Thu, Nov 17, 2005 - Page 15 News List

For the soldiers of Gettysburg, it's a race against time

By Lisanne Renner  /  NY TIMES NEWS SERVICE , GETTYSBURG, PENNSYLVANIA

Just two decades removed from the horrors of the US civil war, throngs of sightseers stepped into the center of a gigantic painting-in-the-round to imagine what it might have felt like to be in the scrum of battle on the hallowed ground of Gettysburg.

The realism of this cyclorama, the story goes, brought some veterans to tears.

One part art and one part commercial venture when it opened in Boston in 1884, this colossal canvas, now in Gettysburg, has become as ragged as an old Army tent -- worn, torn, sagging and covered in grime. Art conservators here are embarking on a US$9 million federally financed project to restore vigor to a painting that has lost its visceral power.

This enormous undertaking -- the work is just under 111m in circumference and 8m tall -- is the largest conservation project for a single painting ever done in North America, according to the National Park Service and its private partner in the effort, the Gettysburg National Battlefield Museum Foundation.

The cyclorama is a major draw at the park, where it recreates Pickett's Charge, the climax of the Battle of Gettysburg on July 3, 1863, which marked the beginning of the end for the Confederates. Conceived as a tourist attraction, the 360 degrees vista was "the Imax of its day," said Robert Wilburn, president of the Gettysburg National Battlefield Museum Foundation.

Conservators face the challenge of preserving something that was never meant to last. Cycloramas depicting historical events had their heyday in the latter half of the 19th century, when entrepreneurs commissioned artists and installed their grand efforts temporarily in custom-designed buildings, sending them on tour much as a blockbuster art show today moves from museum to museum.

"These things were painted as economic ventures and then were discarded in a couple of years," said David Olin of Olin Conservation Inc, which is leading the project along with Perry Huston and Associates. Paul Philippoteaux, a French painter, and his team of 20 were hired to complete four nearly identical Gettysburg cycloramas; one has disappeared, one became tent material, one is in storage at Wake Forest University, and the other wound up at Gettysburg in 1913.
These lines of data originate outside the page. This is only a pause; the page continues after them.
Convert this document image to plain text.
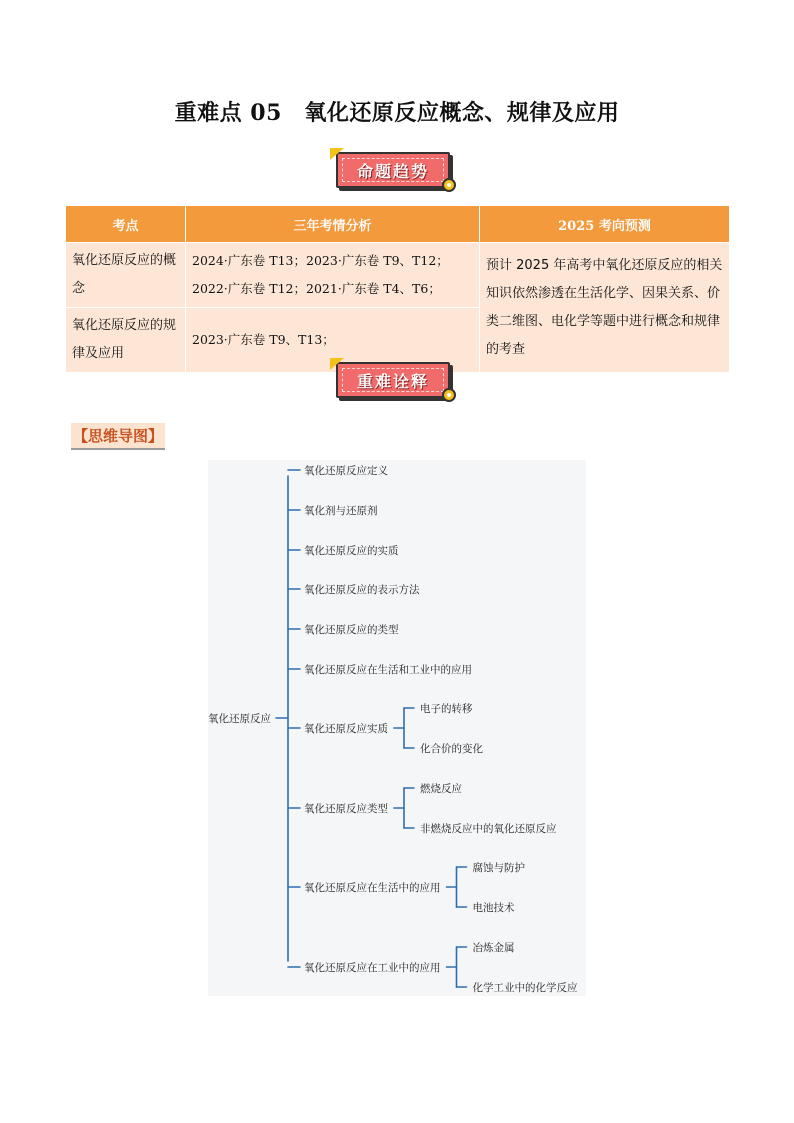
重难点 05　氧化还原反应概念、规律及应用
命题趋势
考点	三年考情分析	2025 考向预测
氧化还原反应的概念	2024·广东卷 T13；2023·广东卷 T9、T12；2022·广东卷 T12；2021·广东卷 T4、T6；	预计 2025 年高考中氧化还原反应的相关知识依然渗透在生活化学、因果关系、价类二维图、电化学等题中进行概念和规律的考查
氧化还原反应的规律及应用	2023·广东卷 T9、T13；	
重难诠释
【思维导图】
氧化还原反应
氧化还原反应定义
氧化剂与还原剂
氧化还原反应的实质
氧化还原反应的表示方法
氧化还原反应的类型
氧化还原反应在生活和工业中的应用
氧化还原反应实质
电子的转移
化合价的变化
氧化还原反应类型
燃烧反应
非燃烧反应中的氧化还原反应
氧化还原反应在生活中的应用
腐蚀与防护
电池技术
氧化还原反应在工业中的应用
冶炼金属
化学工业中的化学反应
It had a rough journey. In its early years, the cyclorama traveled from Boston to Philadelphia, then back to Boston, unrolled and then packed up again and again. It was stashed in a crate, stored in a parking lot, subjected to moisture and rot, and sliced into panels for display in a Newark department store, losing pieces along the way. Even when this bit of American heritage came under the park service's stewardship in the 1940s, the abuse continued: for decades it hung improperly in a museum with wildly fluctuating humidity, poor ventilation and a leaky roof.

All these indignities and more have sabotaged Philippoteaux's attempt to make his battle scene grippingly real. He wanted not so much to create fine art, but to spin the illusion, if just for an instant, that a viewer was in the midst of a historic moment. To do that, he surrounded viewers with a chaotic scene of thousands of soldiers charging with rifles and bayonets, ruin in their wake: splayed bodies, fallen horses, cannon-ravaged farmland and clouds of smoke and dust. More than 5,000 soldiers became casualties in one gruesome hour during Pickett's Charge.